L’essor de l’IA relance le débat sur les risques financiers


Rédigé par La Redaction le Mardi 18 Aout 2026



Une tribune publiée par Challenge examine l’hypothèse selon laquelle l’intelligence artificielle pourrait contribuer à une future crise financière. Son auteur, Charaf Louhmadi, ne présente pas cette issue comme mécanique. Il décrit plutôt un ensemble de risques à surveiller : concentration des valorisations, transformation rapide de l’emploi, inégalités et tension possible sur les prix.
  Le raisonnement part du décalage entre une destruction rapide de certaines tâches et une recréation potentiellement plus lente d’emplois. Les métiers qualifiés, dont les développeurs, traducteurs, analystes ou professionnels de la finance, sont cités parmi les activités exposées à l’IA générative.
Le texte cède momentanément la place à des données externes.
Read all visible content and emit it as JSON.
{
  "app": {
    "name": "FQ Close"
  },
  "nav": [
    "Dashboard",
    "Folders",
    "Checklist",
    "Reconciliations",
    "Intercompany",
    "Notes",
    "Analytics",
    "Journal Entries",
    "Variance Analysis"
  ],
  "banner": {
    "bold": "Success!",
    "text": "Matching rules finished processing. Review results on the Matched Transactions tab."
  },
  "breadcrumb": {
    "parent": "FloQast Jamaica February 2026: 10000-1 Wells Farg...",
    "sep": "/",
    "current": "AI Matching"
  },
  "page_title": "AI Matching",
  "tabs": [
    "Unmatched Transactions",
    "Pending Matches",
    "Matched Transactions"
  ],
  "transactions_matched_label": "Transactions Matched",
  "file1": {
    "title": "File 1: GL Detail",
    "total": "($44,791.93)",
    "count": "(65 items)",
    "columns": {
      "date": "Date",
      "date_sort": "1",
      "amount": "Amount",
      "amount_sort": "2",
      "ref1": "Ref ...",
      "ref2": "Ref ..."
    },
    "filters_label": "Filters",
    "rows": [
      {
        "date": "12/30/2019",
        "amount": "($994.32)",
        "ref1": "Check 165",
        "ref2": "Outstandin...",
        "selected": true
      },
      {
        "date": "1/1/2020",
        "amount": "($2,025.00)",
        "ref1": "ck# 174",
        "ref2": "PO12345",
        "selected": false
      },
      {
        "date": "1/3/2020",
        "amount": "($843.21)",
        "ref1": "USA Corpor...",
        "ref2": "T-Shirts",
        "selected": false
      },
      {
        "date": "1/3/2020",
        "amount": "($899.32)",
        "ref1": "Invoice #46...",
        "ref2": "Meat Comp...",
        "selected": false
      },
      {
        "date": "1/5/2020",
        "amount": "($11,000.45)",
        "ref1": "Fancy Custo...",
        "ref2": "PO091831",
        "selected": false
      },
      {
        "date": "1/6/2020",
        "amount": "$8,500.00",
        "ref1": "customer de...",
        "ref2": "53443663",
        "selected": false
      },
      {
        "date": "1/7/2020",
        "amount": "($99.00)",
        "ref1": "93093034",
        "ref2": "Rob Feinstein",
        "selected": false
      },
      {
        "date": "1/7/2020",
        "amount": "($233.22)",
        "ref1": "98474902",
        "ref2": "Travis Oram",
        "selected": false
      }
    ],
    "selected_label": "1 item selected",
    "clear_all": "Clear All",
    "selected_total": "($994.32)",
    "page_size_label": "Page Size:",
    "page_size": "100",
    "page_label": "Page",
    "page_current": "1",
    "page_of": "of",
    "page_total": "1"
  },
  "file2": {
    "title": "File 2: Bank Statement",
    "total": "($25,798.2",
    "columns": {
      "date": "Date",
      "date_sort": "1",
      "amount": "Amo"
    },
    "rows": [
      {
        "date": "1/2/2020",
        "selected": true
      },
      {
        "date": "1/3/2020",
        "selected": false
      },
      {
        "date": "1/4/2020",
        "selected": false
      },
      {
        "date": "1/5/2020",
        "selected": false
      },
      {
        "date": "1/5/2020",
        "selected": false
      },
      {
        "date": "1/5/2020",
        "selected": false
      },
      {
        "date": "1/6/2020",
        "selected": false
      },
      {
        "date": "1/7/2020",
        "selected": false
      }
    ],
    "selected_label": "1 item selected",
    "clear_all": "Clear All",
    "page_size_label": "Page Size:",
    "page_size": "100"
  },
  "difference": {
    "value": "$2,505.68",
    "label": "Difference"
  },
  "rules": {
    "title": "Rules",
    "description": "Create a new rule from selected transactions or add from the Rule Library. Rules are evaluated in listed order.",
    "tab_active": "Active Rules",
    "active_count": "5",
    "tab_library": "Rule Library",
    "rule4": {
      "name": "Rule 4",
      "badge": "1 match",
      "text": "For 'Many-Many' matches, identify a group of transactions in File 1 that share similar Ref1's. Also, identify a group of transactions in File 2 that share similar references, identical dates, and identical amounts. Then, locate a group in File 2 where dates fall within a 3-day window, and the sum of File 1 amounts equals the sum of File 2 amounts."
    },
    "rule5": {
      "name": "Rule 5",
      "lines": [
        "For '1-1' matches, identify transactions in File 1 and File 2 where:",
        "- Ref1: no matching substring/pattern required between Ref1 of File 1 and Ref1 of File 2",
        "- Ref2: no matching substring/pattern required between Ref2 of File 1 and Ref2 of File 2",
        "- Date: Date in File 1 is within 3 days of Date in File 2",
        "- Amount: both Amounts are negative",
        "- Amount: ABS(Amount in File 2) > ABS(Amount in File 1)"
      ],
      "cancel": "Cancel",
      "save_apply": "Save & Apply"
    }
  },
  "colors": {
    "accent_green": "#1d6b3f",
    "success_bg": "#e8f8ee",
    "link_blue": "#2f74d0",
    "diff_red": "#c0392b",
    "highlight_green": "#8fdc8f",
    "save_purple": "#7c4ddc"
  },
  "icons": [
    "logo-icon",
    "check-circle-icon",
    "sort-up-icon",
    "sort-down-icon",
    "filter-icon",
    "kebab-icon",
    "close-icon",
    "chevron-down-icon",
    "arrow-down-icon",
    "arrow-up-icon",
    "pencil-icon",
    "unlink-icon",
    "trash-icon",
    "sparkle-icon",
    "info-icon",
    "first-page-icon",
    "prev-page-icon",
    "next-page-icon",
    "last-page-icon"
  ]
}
Selon l’auteur, un choc sur les revenus des classes moyennes pourrait comprimer la demande et fragiliser le remboursement des crédits. Il souligne cependant que le lien entre IA et suppressions de postes reste débattu, certaines entreprises pouvant invoquer la technologie pour justifier des réductions de coûts plus complexes.
  La tribune relève aussi une concentration des bénéfices entre producteurs de semi-conducteurs, concepteurs de modèles et détenteurs de données. Elle évoque enfin la consommation énergétique des infrastructures de calcul et une éventuelle pression sur l’électricité ou les chaînes d’approvisionnement. Ces éléments forment un scénario argumenté, non une prévision établie.
  Pour le Maroc, la leçon est d’abord une question de suivi prudent. Banques, entreprises et autorités peuvent observer l’exposition des emplois qualifiés, la dépendance aux technologies importées et la concentration des investissements, sans conclure qu’une crise est annoncée. L’enjeu consiste à distinguer les gains de productivité effectivement mesurés des valorisations ou restructurations simplement justifiées par l’IA.